Making a Recruiting Video
TIPS FOR CREATING A VOLLEYBALL RECRUITING VIDEO
College coaches get hundreds, sometimes thousands, of recruiting videos each day. For all the time junior’s players and parents put in to making these videos, coaches spend a fraction of that time watching them. Some turn off the video after the first clip.
Much like an interview, a recruiting video is a player’s shot at a first impression and no one wants their video turned off after the first clip. A recruiting video should capture a coach’s attention from the first clip. The best recruiting videos include accurate highlights according to the player’s position and sent in a personalized email. If a 6’ outside hitter who touches 10’5”, then this must be made clear as the first order of business. A lot of coaches won’t continue watching if they don’t know those stats.

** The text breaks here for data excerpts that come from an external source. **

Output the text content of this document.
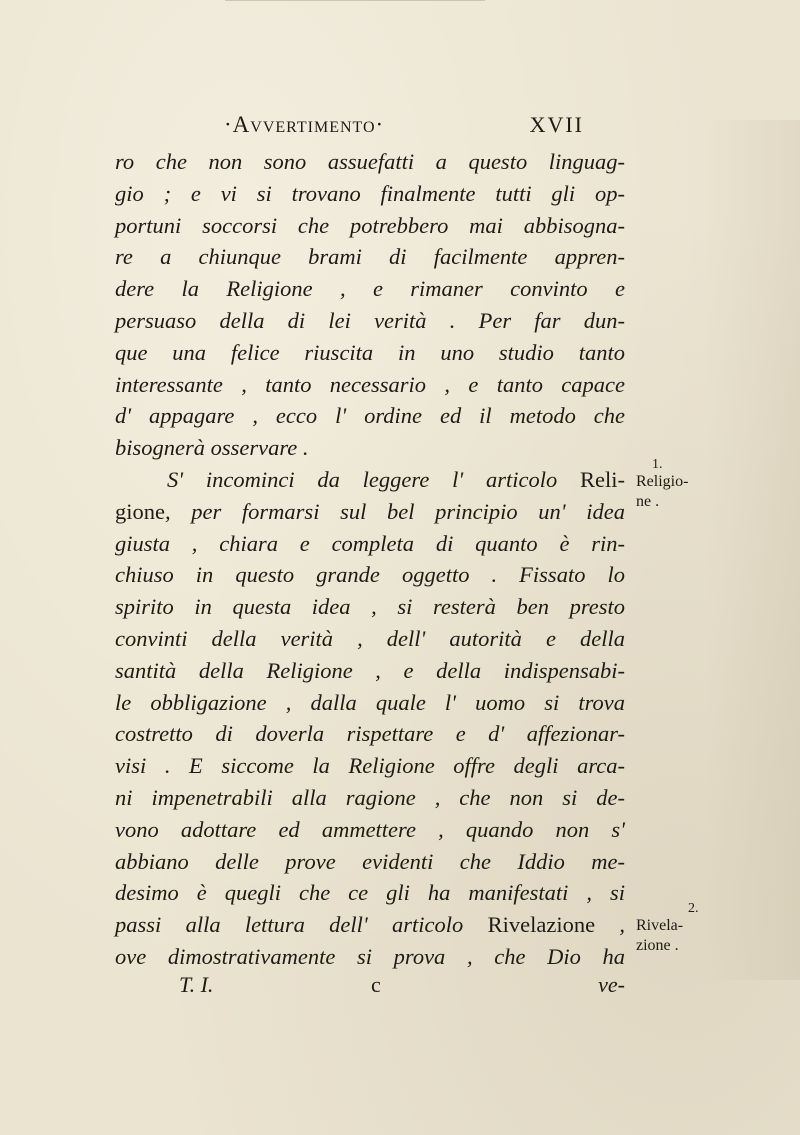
·Avvertimento·	XVII
ro che non sono assuefatti a questo linguag-
gio ; e vi si trovano finalmente tutti gli op-
portuni soccorsi che potrebbero mai abbisogna-
re a chiunque brami di facilmente appren-
dere la Religione , e rimaner convinto e
persuaso della di lei verità . Per far dun-
que una felice riuscita in uno studio tanto
interessante , tanto necessario , e tanto capace
d' appagare , ecco l' ordine ed il metodo che
bisognerà osservare .
S' incominci da leggere l' articolo Reli-
gione, per formarsi sul bel principio un' idea
giusta , chiara e completa di quanto è rin-
chiuso in questo grande oggetto . Fissato lo
spirito in questa idea , si resterà ben presto
convinti della verità , dell' autorità e della
santità della Religione , e della indispensabi-
le obbligazione , dalla quale l' uomo si trova
costretto di doverla rispettare e d' affezionar-
visi . E siccome la Religione offre degli arca-
ni impenetrabili alla ragione , che non si de-
vono adottare ed ammettere , quando non s'
abbiano delle prove evidenti che Iddio me-
desimo è quegli che ce gli ha manifestati , si
passi alla lettura dell' articolo Rivelazione ,
ove dimostrativamente si prova , che Dio ha
1.
Religio-
ne .
2.
Rivela-
zione .
T. I.	c	ve-
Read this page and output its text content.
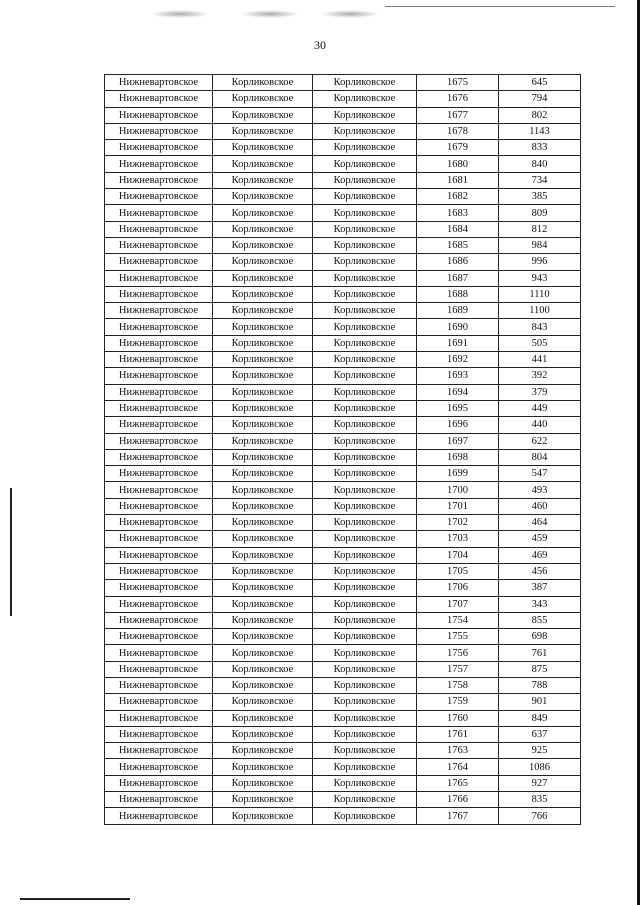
30
Нижневартовское	Корликовское	Корликовское	1675	645
Нижневартовское	Корликовское	Корликовское	1676	794
Нижневартовское	Корликовское	Корликовское	1677	802
Нижневартовское	Корликовское	Корликовское	1678	1143
Нижневартовское	Корликовское	Корликовское	1679	833
Нижневартовское	Корликовское	Корликовское	1680	840
Нижневартовское	Корликовское	Корликовское	1681	734
Нижневартовское	Корликовское	Корликовское	1682	385
Нижневартовское	Корликовское	Корликовское	1683	809
Нижневартовское	Корликовское	Корликовское	1684	812
Нижневартовское	Корликовское	Корликовское	1685	984
Нижневартовское	Корликовское	Корликовское	1686	996
Нижневартовское	Корликовское	Корликовское	1687	943
Нижневартовское	Корликовское	Корликовское	1688	1110
Нижневартовское	Корликовское	Корликовское	1689	1100
Нижневартовское	Корликовское	Корликовское	1690	843
Нижневартовское	Корликовское	Корликовское	1691	505
Нижневартовское	Корликовское	Корликовское	1692	441
Нижневартовское	Корликовское	Корликовское	1693	392
Нижневартовское	Корликовское	Корликовское	1694	379
Нижневартовское	Корликовское	Корликовское	1695	449
Нижневартовское	Корликовское	Корликовское	1696	440
Нижневартовское	Корликовское	Корликовское	1697	622
Нижневартовское	Корликовское	Корликовское	1698	804
Нижневартовское	Корликовское	Корликовское	1699	547
Нижневартовское	Корликовское	Корликовское	1700	493
Нижневартовское	Корликовское	Корликовское	1701	460
Нижневартовское	Корликовское	Корликовское	1702	464
Нижневартовское	Корликовское	Корликовское	1703	459
Нижневартовское	Корликовское	Корликовское	1704	469
Нижневартовское	Корликовское	Корликовское	1705	456
Нижневартовское	Корликовское	Корликовское	1706	387
Нижневартовское	Корликовское	Корликовское	1707	343
Нижневартовское	Корликовское	Корликовское	1754	855
Нижневартовское	Корликовское	Корликовское	1755	698
Нижневартовское	Корликовское	Корликовское	1756	761
Нижневартовское	Корликовское	Корликовское	1757	875
Нижневартовское	Корликовское	Корликовское	1758	788
Нижневартовское	Корликовское	Корликовское	1759	901
Нижневартовское	Корликовское	Корликовское	1760	849
Нижневартовское	Корликовское	Корликовское	1761	637
Нижневартовское	Корликовское	Корликовское	1763	925
Нижневартовское	Корликовское	Корликовское	1764	1086
Нижневартовское	Корликовское	Корликовское	1765	927
Нижневартовское	Корликовское	Корликовское	1766	835
Нижневартовское	Корликовское	Корликовское	1767	766
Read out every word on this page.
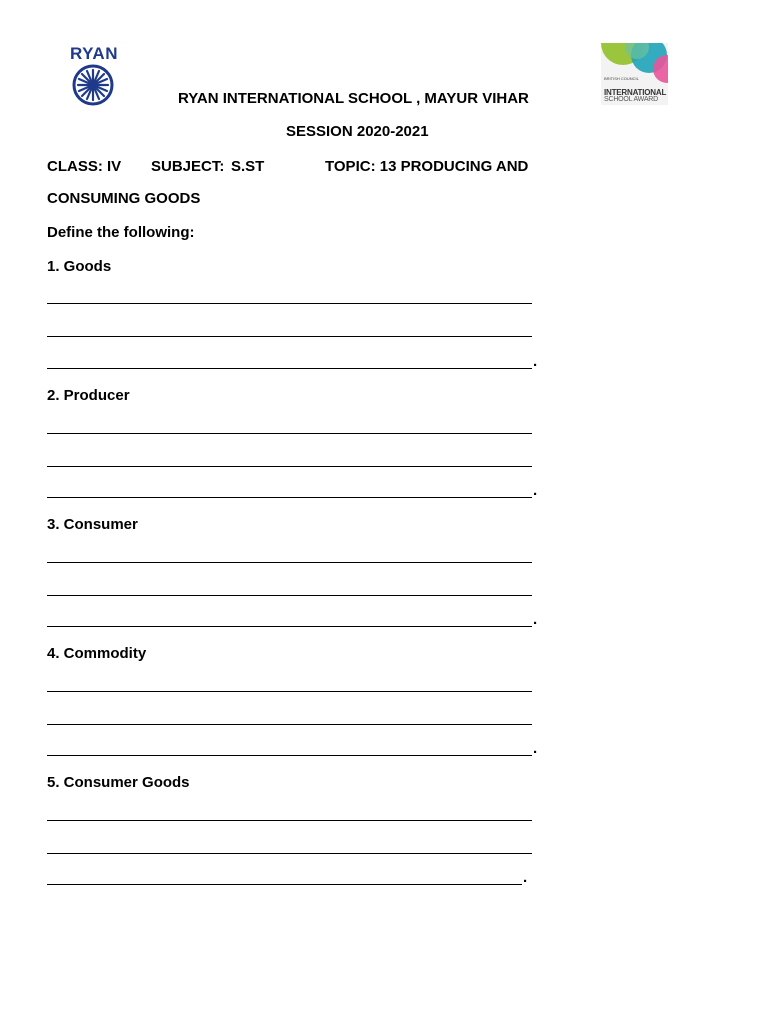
RYAN
BRITISH COUNCIL
INTERNATIONAL
SCHOOL AWARD
RYAN INTERNATIONAL SCHOOL , MAYUR VIHAR
SESSION 2020-2021
CLASS: IV SUBJECT: S.ST	TOPIC: 13 PRODUCING AND
CONSUMING GOODS
Define the following:
1. Goods
.
2. Producer
.
3. Consumer
.
4. Commodity
.
5. Consumer Goods
.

Here is LAVA’s perspective of what college coaches look for in recruiting videos.
No More than Five Seconds of Text
Identifying the player’s name, a head shot, number in the video, position, height, wingspan, standing reach, block touch, attack touch, GPA (for those schools who will not even bother looking at it unless you have a minimum GPA), and player’s email and position.
Real Time Highlights Specific to the Position
Outsides:
- Serve Receive Footwork to attack and Transition Footwork to attack.
- Blocking Footwork off the net to attack.
- Defense.
- Serve Receive.
- Serving.
Setters:
- Serve Receive and Transition Setting.
- Defense and Blocking.
- Serving.
Middles:
- Serve Receive Footwork to attack and Transition Footwork to attack.
- Blocking Footwork off the net to attack.
- Serve and Defense, if applicable.
Liberos:
- No attacking needed.
- Serve Receive and Defense.
- Serving.
Serving should be included, but not an emphasis
Unfortunately, coaches evaluate all the other skills before they do serving. It is more than likely because they can easily teach one how to serve once they are part of the program.
Include both sides of the court
Coaches do NOT like to see video taken from behind the sidelines. From behind a baseline is best.
Identify the Athlete
Before the play (arrow, circle, etc.), or by number at the beginning of the video.
Not every touch has to be perfect
This is why it is critical to include raw unedited footage and not only highlights.